The formal study we call psychology today is just over a hundred years old. In its infancy, its theories were often based on observation and deduction, but over the years, it turned instead to evidence, experiment and the rigors of the scientific method. Contemporary psychology stands up well to any criteria for defining science. So if there are any remaining doubts about psychology’s status as a science, where might the confusion come from?
It’s been popular to divide sciences into hard and soft, or physical and social, with “hard” physical studies seen as scientifically superior to their “soft” social cousins. But these distinctions might be more arbitrary than they seem, especially when it comes to psychology.
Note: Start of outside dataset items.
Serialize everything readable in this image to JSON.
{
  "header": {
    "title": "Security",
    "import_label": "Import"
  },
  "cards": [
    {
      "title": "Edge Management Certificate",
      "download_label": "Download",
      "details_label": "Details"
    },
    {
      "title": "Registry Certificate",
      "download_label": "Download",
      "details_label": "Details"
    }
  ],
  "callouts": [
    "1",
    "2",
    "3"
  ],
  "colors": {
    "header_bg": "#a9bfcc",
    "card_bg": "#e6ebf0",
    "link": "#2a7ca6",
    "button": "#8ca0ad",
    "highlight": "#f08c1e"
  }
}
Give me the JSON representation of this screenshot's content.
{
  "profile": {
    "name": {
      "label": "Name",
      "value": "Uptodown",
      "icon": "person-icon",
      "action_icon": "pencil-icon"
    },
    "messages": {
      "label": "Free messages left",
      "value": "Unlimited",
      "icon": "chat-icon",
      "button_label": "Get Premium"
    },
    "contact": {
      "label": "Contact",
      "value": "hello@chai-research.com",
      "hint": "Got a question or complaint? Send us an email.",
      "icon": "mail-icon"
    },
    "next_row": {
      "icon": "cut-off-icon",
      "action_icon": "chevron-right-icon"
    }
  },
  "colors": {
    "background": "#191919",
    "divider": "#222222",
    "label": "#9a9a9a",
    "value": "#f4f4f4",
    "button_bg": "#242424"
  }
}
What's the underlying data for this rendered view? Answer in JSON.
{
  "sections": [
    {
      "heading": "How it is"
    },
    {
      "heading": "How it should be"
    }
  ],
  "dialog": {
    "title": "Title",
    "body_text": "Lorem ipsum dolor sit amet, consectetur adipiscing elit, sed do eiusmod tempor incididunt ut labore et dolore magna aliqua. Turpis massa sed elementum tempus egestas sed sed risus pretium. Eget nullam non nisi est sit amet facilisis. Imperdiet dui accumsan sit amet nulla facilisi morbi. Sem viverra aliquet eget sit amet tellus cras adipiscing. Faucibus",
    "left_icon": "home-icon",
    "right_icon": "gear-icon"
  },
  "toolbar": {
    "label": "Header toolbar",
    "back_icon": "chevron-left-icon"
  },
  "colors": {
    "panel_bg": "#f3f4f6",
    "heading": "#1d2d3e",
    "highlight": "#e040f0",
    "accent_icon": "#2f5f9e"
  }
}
We think of hard science as being based on physical evidence. Yet it’s easier to prove the existence of psychology’s neurotransmitters or REM sleep, for example, than physics’ superstrings. Lines are also drawn between social and natural sciences leaving psychology on one side and zoology on the other despite their obvious similarities. How can studying the behaviour of ants or whales be more scientific than applying the same process to Homo sapiens?
When it comes to research, every scientist must ensure that his or her results are replicable, and that experiments actually test what they say they do. A chemist might only need a handful of trials to establish that his findings are consistent. Psychologists need to use a much larger sample to reduce the effect of personal variations and take greater care to factor out extraneous influences. The fundamentals and validity of the scientific method are present in both cases. Research in the social side of psychology is not less scientific, it only needs a more intricate design to fit its subject matter.
As we learn more about our world and all its rich complexity, lines between different disciplines themselves are becoming more permeable. Scientists today often work together in multidisciplinary teams where their studies overlap and cross-fertilize. The nature of human behaviour and internal processes means that psychology has to consider both the physical and non-physical, straddling traditional categories. As such it was one of the first of this new breed of science which redraws old scientific boundaries, not science itself.
Times have changed considerably since psychology was limited to personality theories based on anecdote and observation. Its findings inform the worlds of medicine, business, education and criminal justice, to name but a few. Those who would doubt its status as a science might also remember that science is a method which can be applied to all subjects. And we’re no exception.